Um ano depois, em 2018, a chef abriu o La Bahianaise, que em francês significa A Baiana, nome que talvez seja uma forma de se afirmar no mundo, em um país tão diferente do seu. Enquanto ela responde às minhas perguntas pelo Whatsapp, é possível ouvir Gilberto Gil no som do restaurante, num dos hinos da nossa baianidade: ‘Toda menina baiana tem um santo que Deus dá…’

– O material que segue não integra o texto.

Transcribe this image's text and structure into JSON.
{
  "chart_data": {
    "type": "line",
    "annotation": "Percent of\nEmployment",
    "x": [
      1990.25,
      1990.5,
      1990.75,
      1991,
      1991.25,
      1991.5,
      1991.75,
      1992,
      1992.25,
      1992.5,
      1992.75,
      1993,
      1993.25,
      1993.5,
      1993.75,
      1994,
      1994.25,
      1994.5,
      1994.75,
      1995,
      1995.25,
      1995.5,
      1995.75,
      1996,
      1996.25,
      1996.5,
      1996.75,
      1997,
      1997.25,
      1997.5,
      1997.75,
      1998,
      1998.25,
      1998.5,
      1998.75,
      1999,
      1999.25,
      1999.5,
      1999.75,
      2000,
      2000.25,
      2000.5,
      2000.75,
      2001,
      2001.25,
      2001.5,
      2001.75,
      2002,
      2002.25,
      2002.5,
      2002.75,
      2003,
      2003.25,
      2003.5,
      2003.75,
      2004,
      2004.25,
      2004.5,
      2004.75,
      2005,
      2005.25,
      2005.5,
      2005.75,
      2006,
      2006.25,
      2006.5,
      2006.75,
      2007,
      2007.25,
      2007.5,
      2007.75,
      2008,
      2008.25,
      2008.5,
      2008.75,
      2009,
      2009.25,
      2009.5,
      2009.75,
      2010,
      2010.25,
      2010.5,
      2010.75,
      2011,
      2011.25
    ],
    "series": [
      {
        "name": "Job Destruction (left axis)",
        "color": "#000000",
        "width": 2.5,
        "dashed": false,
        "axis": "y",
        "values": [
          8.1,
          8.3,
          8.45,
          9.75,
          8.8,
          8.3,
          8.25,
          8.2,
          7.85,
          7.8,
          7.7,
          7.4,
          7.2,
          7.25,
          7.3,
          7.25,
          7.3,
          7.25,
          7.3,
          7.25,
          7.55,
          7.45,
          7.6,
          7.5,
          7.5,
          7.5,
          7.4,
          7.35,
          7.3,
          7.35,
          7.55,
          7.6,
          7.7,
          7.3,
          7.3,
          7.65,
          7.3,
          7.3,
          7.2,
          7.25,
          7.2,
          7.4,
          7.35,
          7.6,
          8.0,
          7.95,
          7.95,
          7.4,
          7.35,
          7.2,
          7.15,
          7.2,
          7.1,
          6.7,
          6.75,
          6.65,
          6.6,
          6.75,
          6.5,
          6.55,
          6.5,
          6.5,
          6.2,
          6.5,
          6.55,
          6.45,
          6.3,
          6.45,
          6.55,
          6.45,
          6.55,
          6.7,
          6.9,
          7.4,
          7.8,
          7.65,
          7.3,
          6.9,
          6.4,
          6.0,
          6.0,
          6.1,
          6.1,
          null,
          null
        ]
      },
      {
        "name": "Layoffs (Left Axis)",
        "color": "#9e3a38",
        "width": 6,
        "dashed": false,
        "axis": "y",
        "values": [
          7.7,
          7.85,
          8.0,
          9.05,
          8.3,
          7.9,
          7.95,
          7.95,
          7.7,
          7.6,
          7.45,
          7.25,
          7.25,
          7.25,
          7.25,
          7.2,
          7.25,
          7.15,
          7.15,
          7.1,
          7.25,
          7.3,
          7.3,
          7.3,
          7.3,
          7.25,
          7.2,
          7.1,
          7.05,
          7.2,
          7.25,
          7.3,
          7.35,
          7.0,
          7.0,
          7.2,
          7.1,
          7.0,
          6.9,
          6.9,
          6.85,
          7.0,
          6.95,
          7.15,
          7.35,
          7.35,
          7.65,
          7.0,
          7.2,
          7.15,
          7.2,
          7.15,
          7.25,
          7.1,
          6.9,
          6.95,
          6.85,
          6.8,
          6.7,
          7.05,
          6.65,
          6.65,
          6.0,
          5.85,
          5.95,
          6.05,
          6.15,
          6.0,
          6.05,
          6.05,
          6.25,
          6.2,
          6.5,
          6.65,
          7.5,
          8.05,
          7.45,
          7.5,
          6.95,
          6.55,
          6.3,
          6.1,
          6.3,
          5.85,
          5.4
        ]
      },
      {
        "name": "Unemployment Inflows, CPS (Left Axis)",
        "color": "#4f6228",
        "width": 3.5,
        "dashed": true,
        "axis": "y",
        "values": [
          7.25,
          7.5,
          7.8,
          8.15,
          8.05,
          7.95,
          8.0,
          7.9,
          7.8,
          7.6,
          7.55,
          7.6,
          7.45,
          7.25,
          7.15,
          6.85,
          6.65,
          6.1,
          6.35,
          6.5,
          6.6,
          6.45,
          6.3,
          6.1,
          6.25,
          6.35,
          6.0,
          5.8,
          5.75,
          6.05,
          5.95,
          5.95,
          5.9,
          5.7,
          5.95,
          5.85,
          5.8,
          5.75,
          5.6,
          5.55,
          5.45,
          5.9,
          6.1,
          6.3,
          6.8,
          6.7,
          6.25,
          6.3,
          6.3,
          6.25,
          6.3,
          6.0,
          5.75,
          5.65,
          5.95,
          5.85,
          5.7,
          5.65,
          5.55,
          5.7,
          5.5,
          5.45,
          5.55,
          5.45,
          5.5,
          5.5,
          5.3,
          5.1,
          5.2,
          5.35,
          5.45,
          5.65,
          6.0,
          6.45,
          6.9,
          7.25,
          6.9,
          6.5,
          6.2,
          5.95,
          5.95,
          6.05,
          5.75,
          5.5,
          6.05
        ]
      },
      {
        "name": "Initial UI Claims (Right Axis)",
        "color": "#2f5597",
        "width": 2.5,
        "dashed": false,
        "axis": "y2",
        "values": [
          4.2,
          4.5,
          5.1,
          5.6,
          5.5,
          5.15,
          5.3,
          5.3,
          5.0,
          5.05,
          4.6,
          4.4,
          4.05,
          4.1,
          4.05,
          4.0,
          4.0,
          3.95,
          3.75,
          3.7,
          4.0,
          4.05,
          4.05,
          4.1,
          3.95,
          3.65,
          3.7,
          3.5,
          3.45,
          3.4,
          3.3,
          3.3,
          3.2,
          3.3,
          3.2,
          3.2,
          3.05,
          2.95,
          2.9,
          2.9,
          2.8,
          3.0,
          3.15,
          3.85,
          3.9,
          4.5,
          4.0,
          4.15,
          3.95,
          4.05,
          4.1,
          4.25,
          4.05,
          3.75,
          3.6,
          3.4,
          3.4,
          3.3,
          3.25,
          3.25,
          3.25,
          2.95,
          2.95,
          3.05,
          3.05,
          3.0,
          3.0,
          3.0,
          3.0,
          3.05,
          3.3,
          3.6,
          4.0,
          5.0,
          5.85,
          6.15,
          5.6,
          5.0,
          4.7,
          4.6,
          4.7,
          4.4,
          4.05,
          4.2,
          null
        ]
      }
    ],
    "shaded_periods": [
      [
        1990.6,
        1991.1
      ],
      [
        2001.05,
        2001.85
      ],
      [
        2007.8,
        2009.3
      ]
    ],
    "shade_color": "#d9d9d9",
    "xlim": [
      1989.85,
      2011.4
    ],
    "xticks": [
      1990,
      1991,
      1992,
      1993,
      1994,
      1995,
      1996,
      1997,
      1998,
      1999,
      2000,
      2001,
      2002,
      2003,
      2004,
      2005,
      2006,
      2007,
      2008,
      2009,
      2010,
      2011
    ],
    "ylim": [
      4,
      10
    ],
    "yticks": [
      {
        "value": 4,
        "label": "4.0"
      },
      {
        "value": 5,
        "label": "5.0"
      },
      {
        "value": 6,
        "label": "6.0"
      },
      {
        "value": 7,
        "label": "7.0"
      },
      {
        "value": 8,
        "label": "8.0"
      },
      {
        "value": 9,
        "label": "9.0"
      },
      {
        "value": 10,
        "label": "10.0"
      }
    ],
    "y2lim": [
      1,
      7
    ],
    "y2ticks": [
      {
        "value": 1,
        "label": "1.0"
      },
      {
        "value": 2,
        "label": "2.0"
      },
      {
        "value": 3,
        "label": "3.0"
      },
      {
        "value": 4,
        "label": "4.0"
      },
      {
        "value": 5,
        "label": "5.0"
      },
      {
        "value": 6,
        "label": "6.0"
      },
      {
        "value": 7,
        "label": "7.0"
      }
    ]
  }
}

Além da feijoada (no cardápio, virou ‘Feijoada da Anitta’) e do acarajé, clientes brasileiros e europeus encontram também picadinho, pastel de feira, pão de queijo, rabada, bobó de camarão, feijão tropeiro, entre outros, com preços que variam de 6 a 22 euros – algo em torno de 32 a 120 reais. Os produtos são adquiridos em mercados como os asiáticos e africanos, que possuem ingredientes que mais se aproximam dos nossos. Alguns, no entanto, precisam ser adaptados à realidade local, como o pão de queijo mineiro, que é feito com queijos franceses.
SELEÇÃO FEMININA
Digital influencer brasileiro radicado em Paris há mais de sete anos, o cearense Max Petterson, 28, é um dos clientes badalados do La Bahianaise. Ele acompanha desde o comecinho o trabalho de Mariele no restaurante: “Mariele bota na comida o amor que tem pela cozinha e o carinho de cozinhar para os outros, que é algo que está além da coisa comercial. Nessa energia, nessa atmosfera, você já fica preso à comida dela e quer voltar mais vezes. Meu prato preferido é a feijoada, que esquenta a gente quando tá fora do Brasil”.
Quando estão fora de casa, as meninas da Seleção Brasileira de Futebol Feminina também se valem do alento gastronômico da baiana. Mariele é chef das jogadoras na Europa. “Uma coisa que acontece no meu cotidiano é isso de levar comida afetiva pra quem está tanto numa situação de estresse de uma competição esportiva, quanto na rotina de um artista, como no cotidiano mesmo das pessoas que frequentam o restaurante. Esse afeto, esse carinho, isso eu acho incrível!”, define, encantada, a Amélie Poulain da Bahia.